Student: Bruno Lopes*
Mentor: Charlotte Gradie
My thesis is concerned with one of Brazil’s most intriguing historical heroes. My research and analysis is based on how the story of a nondescript military officer who lived during the 18th century, became mythicized, turning him into the literal savior and unifier of the nation one hundred years after his death. Joaquim José da Silva Xavier (November 12, 1746 - April 21, 1792), known as Tiradentes (Tooth puller), was a leading member of the Brazilian revolutionary movement known as the Inconfidência Mineira (Minas Conspiracy). Its aim was full independence from the Portuguese crown and the creation of a republican government in the captaincy of Minas Gerais, a state in southeastern Brazil.
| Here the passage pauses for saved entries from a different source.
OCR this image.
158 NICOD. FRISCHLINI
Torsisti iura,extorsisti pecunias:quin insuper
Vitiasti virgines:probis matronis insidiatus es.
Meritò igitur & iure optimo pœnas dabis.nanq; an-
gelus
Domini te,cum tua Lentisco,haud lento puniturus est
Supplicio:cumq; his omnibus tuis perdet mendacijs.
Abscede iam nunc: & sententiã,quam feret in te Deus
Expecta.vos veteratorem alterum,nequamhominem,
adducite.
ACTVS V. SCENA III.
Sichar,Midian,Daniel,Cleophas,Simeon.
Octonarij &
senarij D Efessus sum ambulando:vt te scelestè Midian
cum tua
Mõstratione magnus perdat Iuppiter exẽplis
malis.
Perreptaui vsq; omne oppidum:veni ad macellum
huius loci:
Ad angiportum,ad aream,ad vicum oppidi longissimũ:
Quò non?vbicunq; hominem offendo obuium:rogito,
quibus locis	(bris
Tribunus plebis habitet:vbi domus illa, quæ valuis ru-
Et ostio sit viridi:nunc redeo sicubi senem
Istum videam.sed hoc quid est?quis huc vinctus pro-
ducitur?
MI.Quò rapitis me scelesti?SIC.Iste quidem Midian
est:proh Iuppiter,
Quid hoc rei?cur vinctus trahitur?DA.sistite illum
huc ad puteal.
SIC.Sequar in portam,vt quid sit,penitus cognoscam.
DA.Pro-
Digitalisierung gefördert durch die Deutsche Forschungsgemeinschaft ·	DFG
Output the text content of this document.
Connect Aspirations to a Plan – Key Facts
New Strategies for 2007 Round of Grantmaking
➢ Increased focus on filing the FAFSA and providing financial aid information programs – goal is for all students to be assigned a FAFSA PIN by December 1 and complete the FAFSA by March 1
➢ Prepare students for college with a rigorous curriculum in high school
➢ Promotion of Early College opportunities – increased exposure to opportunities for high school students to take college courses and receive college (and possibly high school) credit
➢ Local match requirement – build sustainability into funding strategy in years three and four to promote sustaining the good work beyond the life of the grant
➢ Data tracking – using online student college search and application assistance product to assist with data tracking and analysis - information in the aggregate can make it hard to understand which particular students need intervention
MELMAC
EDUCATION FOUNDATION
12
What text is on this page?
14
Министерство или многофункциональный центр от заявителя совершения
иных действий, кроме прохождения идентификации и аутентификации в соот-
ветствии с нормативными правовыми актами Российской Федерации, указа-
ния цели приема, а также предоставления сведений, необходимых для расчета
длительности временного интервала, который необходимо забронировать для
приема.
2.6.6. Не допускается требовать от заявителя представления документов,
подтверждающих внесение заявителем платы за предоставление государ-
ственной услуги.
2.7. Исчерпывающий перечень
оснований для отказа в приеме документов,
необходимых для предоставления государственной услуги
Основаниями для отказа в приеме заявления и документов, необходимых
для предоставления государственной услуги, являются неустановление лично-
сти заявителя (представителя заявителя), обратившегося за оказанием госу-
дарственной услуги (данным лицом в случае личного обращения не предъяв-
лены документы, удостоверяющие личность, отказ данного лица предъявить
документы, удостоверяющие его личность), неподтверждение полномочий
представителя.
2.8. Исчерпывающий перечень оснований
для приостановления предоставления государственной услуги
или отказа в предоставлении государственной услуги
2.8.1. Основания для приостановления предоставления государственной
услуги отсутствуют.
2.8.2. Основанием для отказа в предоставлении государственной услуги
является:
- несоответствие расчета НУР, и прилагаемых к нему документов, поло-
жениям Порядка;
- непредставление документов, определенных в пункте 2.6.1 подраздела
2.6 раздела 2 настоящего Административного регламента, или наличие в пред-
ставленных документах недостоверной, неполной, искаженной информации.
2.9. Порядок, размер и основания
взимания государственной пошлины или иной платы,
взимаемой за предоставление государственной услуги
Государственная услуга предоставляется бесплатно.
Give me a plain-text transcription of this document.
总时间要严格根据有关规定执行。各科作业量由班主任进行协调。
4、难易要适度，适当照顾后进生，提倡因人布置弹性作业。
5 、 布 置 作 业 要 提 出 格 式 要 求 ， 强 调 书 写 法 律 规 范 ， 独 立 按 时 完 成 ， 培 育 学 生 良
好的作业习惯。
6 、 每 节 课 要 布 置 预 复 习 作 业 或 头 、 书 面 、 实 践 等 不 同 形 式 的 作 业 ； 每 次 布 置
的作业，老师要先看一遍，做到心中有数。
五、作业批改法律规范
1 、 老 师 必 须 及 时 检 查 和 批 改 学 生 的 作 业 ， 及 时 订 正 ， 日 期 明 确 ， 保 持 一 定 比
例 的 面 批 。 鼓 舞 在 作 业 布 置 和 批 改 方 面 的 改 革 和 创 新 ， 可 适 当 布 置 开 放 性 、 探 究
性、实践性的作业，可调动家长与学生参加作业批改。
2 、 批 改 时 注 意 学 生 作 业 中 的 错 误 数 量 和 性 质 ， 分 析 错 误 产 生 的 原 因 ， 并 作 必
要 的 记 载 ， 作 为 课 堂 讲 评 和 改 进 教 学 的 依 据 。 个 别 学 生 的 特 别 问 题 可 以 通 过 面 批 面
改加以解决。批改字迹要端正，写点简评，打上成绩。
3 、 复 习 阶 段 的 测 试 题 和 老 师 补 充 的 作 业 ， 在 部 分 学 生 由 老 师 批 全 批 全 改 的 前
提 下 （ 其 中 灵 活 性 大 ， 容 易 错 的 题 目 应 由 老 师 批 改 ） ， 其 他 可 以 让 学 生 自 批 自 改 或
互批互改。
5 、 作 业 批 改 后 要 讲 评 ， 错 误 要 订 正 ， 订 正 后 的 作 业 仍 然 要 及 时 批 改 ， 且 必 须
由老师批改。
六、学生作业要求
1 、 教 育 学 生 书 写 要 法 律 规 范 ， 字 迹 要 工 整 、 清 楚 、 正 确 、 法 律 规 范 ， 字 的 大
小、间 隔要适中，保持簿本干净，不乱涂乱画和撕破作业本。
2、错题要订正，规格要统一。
When details of the conspiracy were revealed to the local Portuguese governor, Tiradentes was arrested, tried, and subsequently executed. As a Brazilian, I found it almost mandatory to look back at this man’s life to understand the reasons that encouraged him to risk everything for the cause of liberty. While these events bear great relevance to the historical record and later myth, there is much more to the Tiradentes narrative than can be explained in concrete terms. The Tiradentes story helped Brazilians to embrace a faith-based understanding of national identity, despite it being a figment of popular memory. This story was integral to the installation of a republican government in Brazil in the year 1889. I could think of no comparable example in history where a deceased individual was able to lead a country and inspire its citizens to participate in a nationalist awakening. This situation will become clearer as I discuss another recurring theme in Brazilian politics—militant nationalism with its intent on preserving social norms and the status quo.